Strona 660 z 893
Re: 19: Płynne przejścia od podróży łódką do apokalipsy
: pn gru 06, 2021 3:21 pm
autor: Los
- To nie było mądrzej po negocjować o własne życie niż podawać nam ją na talerzu? - spytał Roar. - Zabierzcie go - powiedział upiorom.
Nie musiał dodawać, że do lochu.
Re: 19: Płynne przejścia od podróży łódką do apokalipsy
: pn gru 06, 2021 3:34 pm
autor: Akayla
Upiór nie odpowiedział. Po prostu grzecznie pozwolił się odprowadzić.
Syrus spojrzał pytająco na Roara.
- Sprowadzić to dziecko do pałacu?
Po prawdzie sam współczuł szczenięciu i miał nadzieję że Roar nie zrobi żadnej okrutnej głupoty.
Re: 19: Płynne przejścia od podróży łódką do apokalipsy
: pn gru 06, 2021 3:38 pm
autor: Los
- Nie, zabierz je do Czerwonych - powiedział Roar. - W pałacu średnio ma kto się nim zająć. Ja pomówię znowu z tym upiorem, za jakiś czas - obiecał.

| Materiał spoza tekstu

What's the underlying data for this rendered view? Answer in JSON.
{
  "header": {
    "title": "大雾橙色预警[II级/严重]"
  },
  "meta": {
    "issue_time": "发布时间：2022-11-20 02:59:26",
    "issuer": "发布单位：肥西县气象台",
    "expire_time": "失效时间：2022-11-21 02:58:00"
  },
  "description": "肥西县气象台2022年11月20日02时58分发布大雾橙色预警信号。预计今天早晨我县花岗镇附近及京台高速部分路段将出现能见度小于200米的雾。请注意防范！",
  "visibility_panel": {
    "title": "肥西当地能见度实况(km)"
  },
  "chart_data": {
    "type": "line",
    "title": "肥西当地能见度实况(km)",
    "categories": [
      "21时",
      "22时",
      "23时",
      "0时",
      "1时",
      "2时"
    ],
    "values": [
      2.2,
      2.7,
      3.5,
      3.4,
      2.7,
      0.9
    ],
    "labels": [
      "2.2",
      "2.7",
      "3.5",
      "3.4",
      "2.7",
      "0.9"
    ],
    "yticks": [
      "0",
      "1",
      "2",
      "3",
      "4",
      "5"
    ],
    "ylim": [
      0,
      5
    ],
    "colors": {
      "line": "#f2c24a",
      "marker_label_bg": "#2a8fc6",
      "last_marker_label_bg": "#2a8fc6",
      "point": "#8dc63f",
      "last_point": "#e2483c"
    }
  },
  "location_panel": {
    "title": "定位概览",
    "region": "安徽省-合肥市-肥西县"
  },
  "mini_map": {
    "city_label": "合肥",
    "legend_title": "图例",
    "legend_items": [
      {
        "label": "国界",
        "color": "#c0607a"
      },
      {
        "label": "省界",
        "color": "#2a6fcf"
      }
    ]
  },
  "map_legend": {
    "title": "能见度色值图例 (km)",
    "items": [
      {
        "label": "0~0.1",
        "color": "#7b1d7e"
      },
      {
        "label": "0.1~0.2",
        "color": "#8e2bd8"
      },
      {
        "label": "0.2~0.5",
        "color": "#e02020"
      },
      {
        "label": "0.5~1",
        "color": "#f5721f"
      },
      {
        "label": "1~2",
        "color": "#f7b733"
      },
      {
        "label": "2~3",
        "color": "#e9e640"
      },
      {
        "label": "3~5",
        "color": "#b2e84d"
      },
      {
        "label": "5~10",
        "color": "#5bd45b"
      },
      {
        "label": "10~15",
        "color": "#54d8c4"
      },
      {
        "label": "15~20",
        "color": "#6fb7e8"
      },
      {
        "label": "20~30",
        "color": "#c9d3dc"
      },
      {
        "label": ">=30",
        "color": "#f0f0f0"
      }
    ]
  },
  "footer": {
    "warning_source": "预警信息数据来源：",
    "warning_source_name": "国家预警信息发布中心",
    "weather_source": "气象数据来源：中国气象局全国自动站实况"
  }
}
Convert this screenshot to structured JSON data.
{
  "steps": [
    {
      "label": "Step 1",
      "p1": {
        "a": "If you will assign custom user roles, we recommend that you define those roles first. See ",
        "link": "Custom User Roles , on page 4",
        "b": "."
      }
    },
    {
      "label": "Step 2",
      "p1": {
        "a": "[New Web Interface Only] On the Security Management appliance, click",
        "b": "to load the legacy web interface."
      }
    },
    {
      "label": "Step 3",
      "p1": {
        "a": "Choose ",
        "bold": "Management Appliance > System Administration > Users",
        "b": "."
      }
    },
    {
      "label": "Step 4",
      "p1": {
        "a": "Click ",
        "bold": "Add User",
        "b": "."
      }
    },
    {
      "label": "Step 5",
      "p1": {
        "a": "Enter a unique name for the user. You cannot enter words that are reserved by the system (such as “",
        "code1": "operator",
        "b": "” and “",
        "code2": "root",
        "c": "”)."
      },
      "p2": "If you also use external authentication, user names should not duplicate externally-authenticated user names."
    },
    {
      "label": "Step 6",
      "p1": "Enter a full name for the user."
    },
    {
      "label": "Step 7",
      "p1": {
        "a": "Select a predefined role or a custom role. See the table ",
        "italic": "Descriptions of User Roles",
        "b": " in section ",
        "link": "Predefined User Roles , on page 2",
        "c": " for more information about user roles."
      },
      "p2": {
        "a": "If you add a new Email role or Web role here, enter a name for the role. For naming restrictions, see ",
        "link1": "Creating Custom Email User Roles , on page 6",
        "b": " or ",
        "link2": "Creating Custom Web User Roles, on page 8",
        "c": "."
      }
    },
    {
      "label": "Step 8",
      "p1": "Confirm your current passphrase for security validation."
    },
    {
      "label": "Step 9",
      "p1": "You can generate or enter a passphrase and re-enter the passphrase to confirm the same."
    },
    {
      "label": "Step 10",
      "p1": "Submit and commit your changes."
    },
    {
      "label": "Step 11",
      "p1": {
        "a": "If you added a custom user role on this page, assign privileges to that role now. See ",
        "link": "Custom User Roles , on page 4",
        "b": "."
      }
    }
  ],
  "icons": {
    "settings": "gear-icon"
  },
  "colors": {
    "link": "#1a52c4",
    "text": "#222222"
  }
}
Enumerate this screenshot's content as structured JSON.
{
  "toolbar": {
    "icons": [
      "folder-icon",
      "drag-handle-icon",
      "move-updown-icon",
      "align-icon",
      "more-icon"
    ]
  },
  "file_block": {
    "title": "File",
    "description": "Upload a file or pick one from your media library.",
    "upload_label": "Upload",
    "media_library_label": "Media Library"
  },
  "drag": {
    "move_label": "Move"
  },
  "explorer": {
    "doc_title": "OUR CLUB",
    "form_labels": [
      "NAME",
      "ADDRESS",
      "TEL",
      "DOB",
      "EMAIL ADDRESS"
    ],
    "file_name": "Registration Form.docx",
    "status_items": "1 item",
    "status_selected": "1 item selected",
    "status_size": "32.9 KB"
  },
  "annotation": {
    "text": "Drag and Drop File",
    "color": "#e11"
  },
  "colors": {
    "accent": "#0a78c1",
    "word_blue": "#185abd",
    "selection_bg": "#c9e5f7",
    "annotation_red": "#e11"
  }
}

Re: 19: Płynne przejścia od podróży łódką do apokalipsy
: pn gru 06, 2021 3:46 pm
autor: Akayla
- Hai - odrzekł Syrus. - Z Lisem znaleźliśmy jeszcze to - dodał, wyciągając z kieszeni drewienka, żeby położyć je przed nim na stole. - Zneutralizowane. Podłożono je w trzech różnych domostwach, najwyraźniej miały dokonać samozapłonu w najbliższym czasie. Podejrzewamy że przyniósł je i podłożył jakiś upiór, inny niż ten tam. Jutro przejdziemy się znów.
Re: 19: Płynne przejścia od podróży łódką do apokalipsy
: pn gru 06, 2021 3:58 pm
autor: Los
Roar kiwnął głową i obejrzał drewienka.
- Dobra robota - powiedział. - Jeżeli mam zgadywać, co z tego co mówił tamten tam to prawda, a co nie... To nie jest grupa fanatyków, tylko wynajętych odrzutów, którym wszystko jedno.
Re: 19: Płynne przejścia od podróży łódką do apokalipsy
: pn gru 06, 2021 4:04 pm
autor: Akayla
- Brzmi prawdopodobnie - zgodził się Syrus. - Odrzutów lub desperatów. Idę po tę dziewczynkę - dodał. - Odezwę się znów jutro.
Re: 19: Płynne przejścia od podróży łódką do apokalipsy
: pn gru 06, 2021 5:31 pm
autor: Los
Roar pokiwał głową.
- Do zobaczenia - powiedział.
Sam zamierzał się przespać i wrócić do upiora.
Re: 19: Płynne przejścia od podróży łódką do apokalipsy
: pn gru 06, 2021 6:15 pm
autor: Akayla
- Do zobaczenia.
Krótko później, Syrus był już z powrotem przed pałacem. Nadstawił ramię Lisowi.
- Chodź, Lisie, idziemy na krótką wycieczkę.
Re: 19: Płynne przejścia od podróży łódką do apokalipsy
: pn gru 06, 2021 6:17 pm
autor: Los
Lis, który w miedzyczasie wytarzał się... W czymś... Westchnął boleśnie.
- Nie lubię go - powiedział, wskakując na Syrusa. - Tego przydupasa Jona.
Re: 19: Płynne przejścia od podróży łódką do apokalipsy
: pn gru 06, 2021 6:36 pm
autor: Akayla
- Roara? Mhm, jest nieprzyjemny - przyznał, pomiędzy jednym zdaniem a drugim przeskakując do zapuszczonego gaju oliwnego. - Ale przynajmniej lojalny.
Prześlizgnął się pomiędzy zdziczałymi drzewami, przez gęste zarośla, do stojącej pomiędzy nimi szopy. Pachniała starym, suchym drewnem, miejscami była kompletnie omszała, a drzwi wejściowe, stąd niewidoczne, były zaryglowane zardzewiałym łańcuchem i takąż kłódką. Jednakże, w jednej ze ścian wypadła dziura po dwóch zmurszałych deskach i to tą drogą wampir wsunął się do środka.
Mała leżała na posłaniu z kilku warstw kocy i futer, przykryta w takiż sam sposób, z wilgotnym okładem ze szmatki na rudym łebku - kiedy Syrus przyszedł wcześniej szmata była już wyschnięta, ale namoczył ją z powrotem. Podał też szkrabowi wodę z ziołami na zbicie gorączki. Ta doraźna pomoc najwyraźniej przyniosła skutek, bo od jego ostatniej wizyty oddech wilkołaczka wyrównał się. Spała też spokojniej niż przedtem.